George Orwell once said: The most terrible loneliness is not the kind that comes from being alone, but the kind that comes from being misunderstood; the loneliness of standing in a crowded room, surrounded by people who do not see you, who do not hear you, who do not know the true essence of who you are. And in that loneliness, you feel as though you are fading, disappearing into the background, until you are nothing more than a ghost, a shadow of your former self.

It’s that soul-deep ache of being surrounded by people—friends, family, colleagues—yet feeling completely invisible.
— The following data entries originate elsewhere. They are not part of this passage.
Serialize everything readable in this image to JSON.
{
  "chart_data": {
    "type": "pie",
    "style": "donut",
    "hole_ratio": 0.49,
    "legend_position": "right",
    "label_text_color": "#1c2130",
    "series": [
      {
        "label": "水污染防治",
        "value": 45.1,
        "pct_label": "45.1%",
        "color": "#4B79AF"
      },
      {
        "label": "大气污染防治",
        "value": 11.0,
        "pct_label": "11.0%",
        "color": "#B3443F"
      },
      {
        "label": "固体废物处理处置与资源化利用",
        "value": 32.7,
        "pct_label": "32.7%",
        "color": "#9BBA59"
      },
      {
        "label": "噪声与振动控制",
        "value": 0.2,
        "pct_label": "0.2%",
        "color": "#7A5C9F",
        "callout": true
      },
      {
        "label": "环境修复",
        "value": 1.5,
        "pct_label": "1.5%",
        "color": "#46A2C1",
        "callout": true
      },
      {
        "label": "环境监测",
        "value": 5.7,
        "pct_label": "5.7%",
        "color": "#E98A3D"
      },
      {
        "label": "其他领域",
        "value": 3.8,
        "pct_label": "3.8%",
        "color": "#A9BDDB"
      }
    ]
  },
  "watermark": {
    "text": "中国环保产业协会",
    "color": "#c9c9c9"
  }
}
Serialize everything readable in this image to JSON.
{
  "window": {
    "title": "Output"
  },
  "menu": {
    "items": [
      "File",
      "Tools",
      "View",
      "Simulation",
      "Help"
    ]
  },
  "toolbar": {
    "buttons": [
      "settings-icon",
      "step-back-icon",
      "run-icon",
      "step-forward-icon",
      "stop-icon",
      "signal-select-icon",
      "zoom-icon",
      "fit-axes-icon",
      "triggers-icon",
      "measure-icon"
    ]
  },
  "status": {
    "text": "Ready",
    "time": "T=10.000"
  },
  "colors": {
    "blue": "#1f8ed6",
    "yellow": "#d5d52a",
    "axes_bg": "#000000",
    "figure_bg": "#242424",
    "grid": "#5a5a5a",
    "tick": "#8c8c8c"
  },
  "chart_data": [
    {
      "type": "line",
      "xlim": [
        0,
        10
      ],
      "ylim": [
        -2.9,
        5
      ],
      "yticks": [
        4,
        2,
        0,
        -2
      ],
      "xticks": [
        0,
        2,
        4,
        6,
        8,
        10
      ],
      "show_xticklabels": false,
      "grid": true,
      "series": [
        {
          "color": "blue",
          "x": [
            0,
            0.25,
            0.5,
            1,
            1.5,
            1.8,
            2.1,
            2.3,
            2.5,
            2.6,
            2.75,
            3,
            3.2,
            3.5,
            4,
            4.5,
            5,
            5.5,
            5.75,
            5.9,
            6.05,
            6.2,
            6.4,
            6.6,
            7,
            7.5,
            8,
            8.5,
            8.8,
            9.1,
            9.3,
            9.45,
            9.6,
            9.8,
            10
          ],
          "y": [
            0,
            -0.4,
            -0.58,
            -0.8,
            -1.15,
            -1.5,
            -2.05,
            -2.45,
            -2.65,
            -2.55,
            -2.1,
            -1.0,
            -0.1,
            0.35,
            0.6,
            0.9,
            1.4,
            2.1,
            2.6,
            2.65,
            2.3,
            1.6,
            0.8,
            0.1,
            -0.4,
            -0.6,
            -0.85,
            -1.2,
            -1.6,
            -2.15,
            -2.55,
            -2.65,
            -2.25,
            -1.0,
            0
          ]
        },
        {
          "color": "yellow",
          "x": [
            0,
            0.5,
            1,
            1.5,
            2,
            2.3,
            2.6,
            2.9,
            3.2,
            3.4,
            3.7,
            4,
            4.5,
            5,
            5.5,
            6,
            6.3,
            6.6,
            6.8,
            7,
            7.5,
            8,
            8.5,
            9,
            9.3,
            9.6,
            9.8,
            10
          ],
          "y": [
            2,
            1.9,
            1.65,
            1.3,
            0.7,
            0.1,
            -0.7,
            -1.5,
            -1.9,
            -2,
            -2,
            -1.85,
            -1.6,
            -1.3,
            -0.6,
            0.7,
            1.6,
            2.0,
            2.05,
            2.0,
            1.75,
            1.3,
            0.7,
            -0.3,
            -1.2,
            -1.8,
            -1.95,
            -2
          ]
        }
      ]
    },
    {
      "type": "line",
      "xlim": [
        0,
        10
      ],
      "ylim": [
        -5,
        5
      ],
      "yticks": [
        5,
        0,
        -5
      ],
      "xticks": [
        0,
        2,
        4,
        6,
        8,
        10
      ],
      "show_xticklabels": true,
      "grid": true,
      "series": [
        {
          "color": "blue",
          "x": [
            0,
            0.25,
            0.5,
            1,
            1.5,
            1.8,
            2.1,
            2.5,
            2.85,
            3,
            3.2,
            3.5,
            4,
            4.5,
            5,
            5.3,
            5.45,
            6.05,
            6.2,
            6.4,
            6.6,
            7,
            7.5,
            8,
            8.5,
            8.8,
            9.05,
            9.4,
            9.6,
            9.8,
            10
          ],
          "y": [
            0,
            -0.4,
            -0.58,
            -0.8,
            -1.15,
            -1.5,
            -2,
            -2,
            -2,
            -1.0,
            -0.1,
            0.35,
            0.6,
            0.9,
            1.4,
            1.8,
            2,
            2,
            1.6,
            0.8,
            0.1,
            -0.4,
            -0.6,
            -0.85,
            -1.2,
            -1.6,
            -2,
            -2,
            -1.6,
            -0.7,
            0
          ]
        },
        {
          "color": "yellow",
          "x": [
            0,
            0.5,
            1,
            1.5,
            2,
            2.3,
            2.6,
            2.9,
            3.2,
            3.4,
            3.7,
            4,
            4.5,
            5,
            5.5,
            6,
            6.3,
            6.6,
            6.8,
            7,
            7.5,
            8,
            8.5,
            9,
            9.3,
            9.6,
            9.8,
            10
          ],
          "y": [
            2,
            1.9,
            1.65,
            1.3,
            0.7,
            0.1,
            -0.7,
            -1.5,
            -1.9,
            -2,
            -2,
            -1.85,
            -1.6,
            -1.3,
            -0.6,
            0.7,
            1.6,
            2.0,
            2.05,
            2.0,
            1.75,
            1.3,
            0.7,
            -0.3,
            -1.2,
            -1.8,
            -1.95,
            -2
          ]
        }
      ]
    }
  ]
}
You may smile, nod, and go through the motions, but inside, you feel a sense of isolation that words can’t fully capture. You feel as though no one truly gets you, as if the truest parts of you are hidden, left unrecognized, while the world only acknowledges the version of you that fits in.

This kind of loneliness hits hard because it isn’t about the absence of people; it’s about the absence of connection. You crave to be seen for who you really are, to have someone understand your soul’s language, your quirks, your dreams, and the complexities of your heart. But when you’re misunderstood, it feels as if there’s an unbridgeable gap between your inner world and the outside one. It’s like standing behind a glass wall, desperately hoping someone will look through and truly see you, only to realize they’re gazing right past you.

In that space of feeling unknown, you start to question yourself. You wonder if you should change, if you should become what the world expects or desires, just to feel a hint of acceptance. But even then, the loneliness doesn’t vanish; it only grows. Because the deeper tragedy is the slow fading of your own essence, the parts of you that you start to hide or let go of, simply to belong. You become a shadow, a ghost of the vibrant self you once were, drifting silently, holding onto the hope that one day, someone might understand.

What makes this kind of loneliness so painful is that it’s not just the longing to be loved—it’s the longing to be known, and loved for being known. For someone to look at the parts of you that are messy, complicated, and even broken, and to say, “I see you. I understand. And I’m here.” It’s the yearning for someone to hear your heart’s quietest whispers and to feel the depths of your soul without judgment or expectation.

Yet, even in that terrible loneliness, there’s a quiet strength. There’s a resilience in holding onto your essence, even when it feels invisible. There’s courage in keeping your light alive, in refusing to let the world’s misunderstanding extinguish the fire within you. You may feel unseen, but the truth is, your uniqueness, your complexity, is what makes you extraordinary. Somewhere, someone will value that. And until then, you can value that.

Sometimes, the journey through being misunderstood leads to a deeper understanding of yourself. It teaches you to embrace who you are, even if the world isn’t ready to. It invites you to find peace in your own company, to nurture the parts of yourself that feel lonely and unacknowledged. And, in time, you may discover that the right connections—the ones that see you, hear you, and know you—come when you least expect them.

So, hold on. Keep your essence alive. Refuse to become a shadow, even if that means standing alone for a while. Your true self deserves to be celebrated, and though the wait may feel long, the beauty of being fully known is worth every moment. Your people—the ones who truly understand your soul—are out there, and when they find you, the terrible loneliness will start to fade. You’ll realize that your essence was never meant to be hidden. It was always meant to shine.
 
  • +1
Reactions: MarkSynklar
Because I inherited it, I plan to move to Europe.